REPUTAÇÃO DO INIMIGO
Com toda a certeza, esse antigo provérbio árabe reflete uma época em que as relações pessoais e os conflitos tinham outras métricas. A reputação de um homem não se construía ou se desfazia em segundos, como atualmente. Os inimigos, e até mesmo alguns que aparentam ser amigos, não perdoam com brincadeiras que podem destruir qualquer um.
A honra e a desonra eram importantes na estrutura social onde a palavra e os atos eram os pilares do caráter(3) de um indivíduo. Vivemos, contudo, em um mundo drasticamente diferente, onde a reputação se destrói em segundos por um simples clique ou um compartilhamento. A era digital trouxe consigo um novo paradigma de julgamento, muitas vezes cruel e impiedoso.
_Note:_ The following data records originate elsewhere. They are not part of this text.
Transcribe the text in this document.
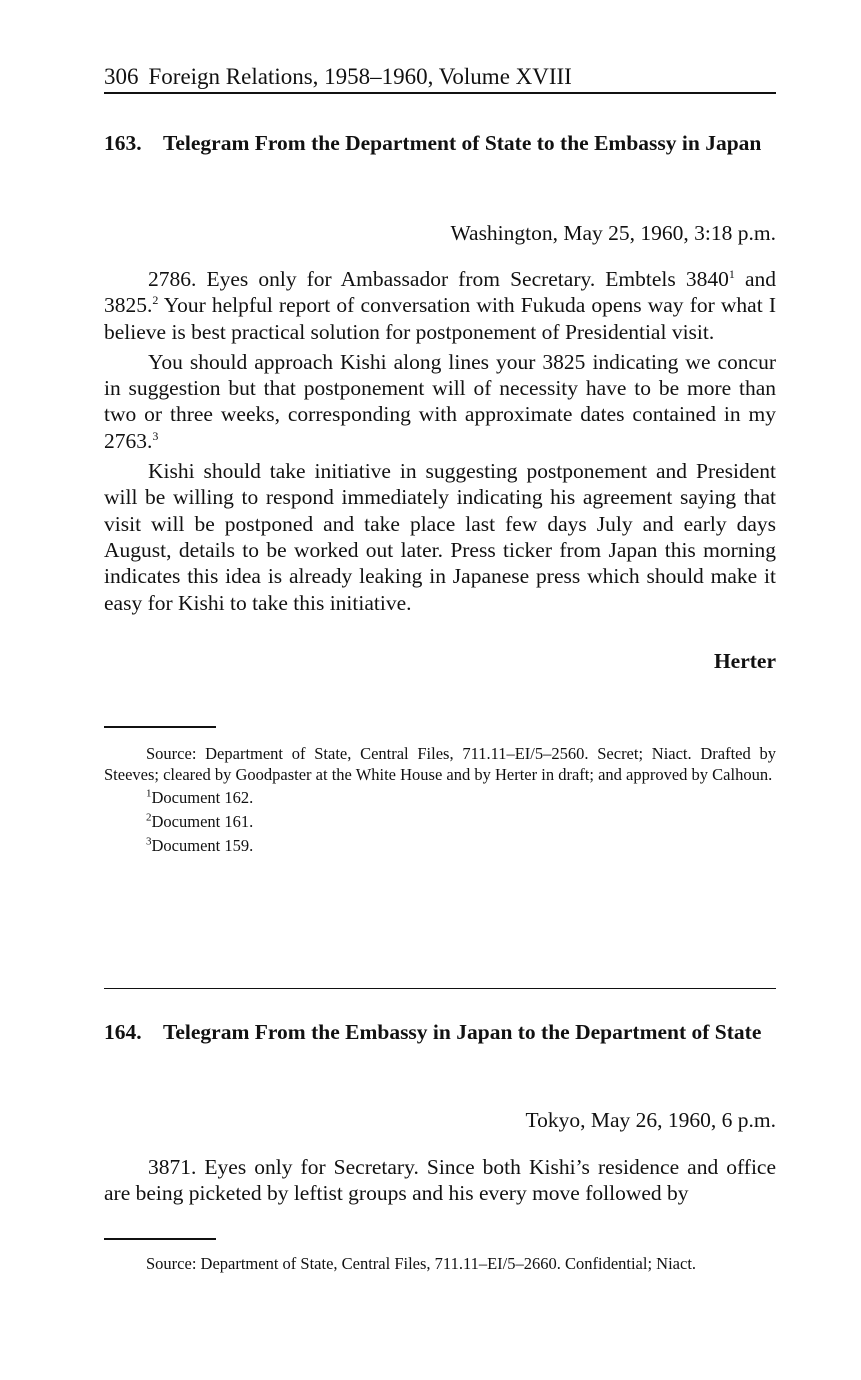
306 Foreign Relations, 1958–1960, Volume XVIII
163. Telegram From the Department of State to the Embassy in Japan
Washington, May 25, 1960, 3:18 p.m.

2786. Eyes only for Ambassador from Secretary. Embtels 3840$^1$ and 3825.$^2$ Your helpful report of conversation with Fukuda opens way for what I believe is best practical solution for postponement of Presidential visit.

You should approach Kishi along lines your 3825 indicating we concur in suggestion but that postponement will of necessity have to be more than two or three weeks, corresponding with approximate dates contained in my 2763.$^3$

Kishi should take initiative in suggesting postponement and President will be willing to respond immediately indicating his agreement saying that visit will be postponed and take place last few days July and early days August, details to be worked out later. Press ticker from Japan this morning indicates this idea is already leaking in Japanese press which should make it easy for Kishi to take this initiative.

Herter

Source: Department of State, Central Files, 711.11–EI/5–2560. Secret; Niact. Drafted by Steeves; cleared by Goodpaster at the White House and by Herter in draft; and approved by Calhoun.

$^1$Document 162.

$^2$Document 161.

$^3$Document 159.

164. Telegram From the Embassy in Japan to the Department of State
Tokyo, May 26, 1960, 6 p.m.

3871. Eyes only for Secretary. Since both Kishi’s residence and office are being picketed by leftist groups and his every move followed by

Source: Department of State, Central Files, 711.11–EI/5–2660. Confidential; Niact.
Desta forma, levantam-se questões como: Existe salvação para os julgamentos covardes e apócrifos na sociedade moderna?
A REPUTAÇÃO NO MUNDO DIGITAL
A era da informação digital e das redes sociais criou um ambiente onde as percepções sofrem alterações instantâneas. A reputação, que construía lentamente e com base em interações diretas e testemunhos, não existe mais. Atualmente, qualquer rumor, fake news, ou mal-entendidos que algoritmos amplificam privilegiam o sensacionalismo.
Em suma, o "tribunal da opinião pública" tem acesso a ferramentas poderosas que transformam um pequeno erro em desgraça. Como se não bastasse, uma acusação sem fundamento, se torna uma mancha permanente na vida de qualquer um.
Enfim, nessa nova realidade, o provérbio árabe parece torna-se uma premonição ou um alerta ainda mais sombrio. Não se trata apenas de julgar pela reputação de um inimigo, mas de julgar com base em informações parciais e com distorções. A facilidade dos julgamentos e sua disseminação leva a um circulo vicioso de desinformação e preconceito, onde a verdade(4) é a primeira vítima.
JULGAMENTOS VELOZES
Os julgamentos covardes prosperam em um ambiente onde a velocidade de disseminação da informação supera a capacidade de verificação. As redes sociais, ao democratizarem a voz e a opinião, também democratizaram a irresponsabilidade e os crimes virtuais. Comentários maldosos, memes difamatórios e campanhas de cancelamento são sintomas de uma cultura contra a justiça, a honra e a reputação.
Em um contexto onde de destrói qualquer reputação em segundos, a pergunta sobre a salvação desses julgamentos se torna ainda mais pertinente.
É provável que exista espaço para o arrependimento, para a correção de erros, ou para a resiliência contra acusações sem fundamentação?
A SALVAÇÃO
Assim sendo, com este cenário sombrio, a pergunta é: há caminhos para a salvação e a justiça na era digital.
Em primeiro lugar, a educação digital é crucial, mas este processo está em franco declínio. Educar as pessoas a consumir informações de maneira crítica, verificar fontes e compreender o impacto de suas ações online é utopia. Em outras palavras, todos têm pressa e isso não reduz a propagação de julgamentos covardes.
Por outro lado, campanhas de conscientização sobre o impacto do cyberbullying e da difamação poderiam ajudar a criar uma cultura mais responsável.
Em segundo lugar, as plataformas digitais têm um papel fundamental, mas não demonstram interesse em melhorias reais. Podemos pegar, por exemplo, o Twitter com sua flexibilização para quem paga uma assinatura. Ou, surpreendentemente, a plataforma LinkedIn que era para estreitar relacionamentos profissionais e descambou para a política.
Inquestionavelmente, plataformas e apps deveriam melhorar os algoritmos para identificar e limitar a disseminação mentiras e discursos de ódio. Além disso, deveriam implementar mecanismos mais robustos para denunciar e remover conteúdos prejudiciais. Contudo, Se o número de usuários que gostam destas liberalidades aumentar, a plataforma se fortalece e deixa correr frouxo.
LEI E ORDEM
A legislação também precisa, sem dúvida, e em certa medida, acompanhar as mudanças tecnológicas. Contudo, leis mais rígidas, para ambientes tecnológicos não acompanham a evolução e o modus operandi das pessoas. A tipificação eficaz das leis antigas e das novas leis, podem atuar como dissuasão para muitos criminosos. A criação de tribunais com especialização em crimes digitais pode agilizar processos, mas não vai garantir que a justiça seja mais eficiente.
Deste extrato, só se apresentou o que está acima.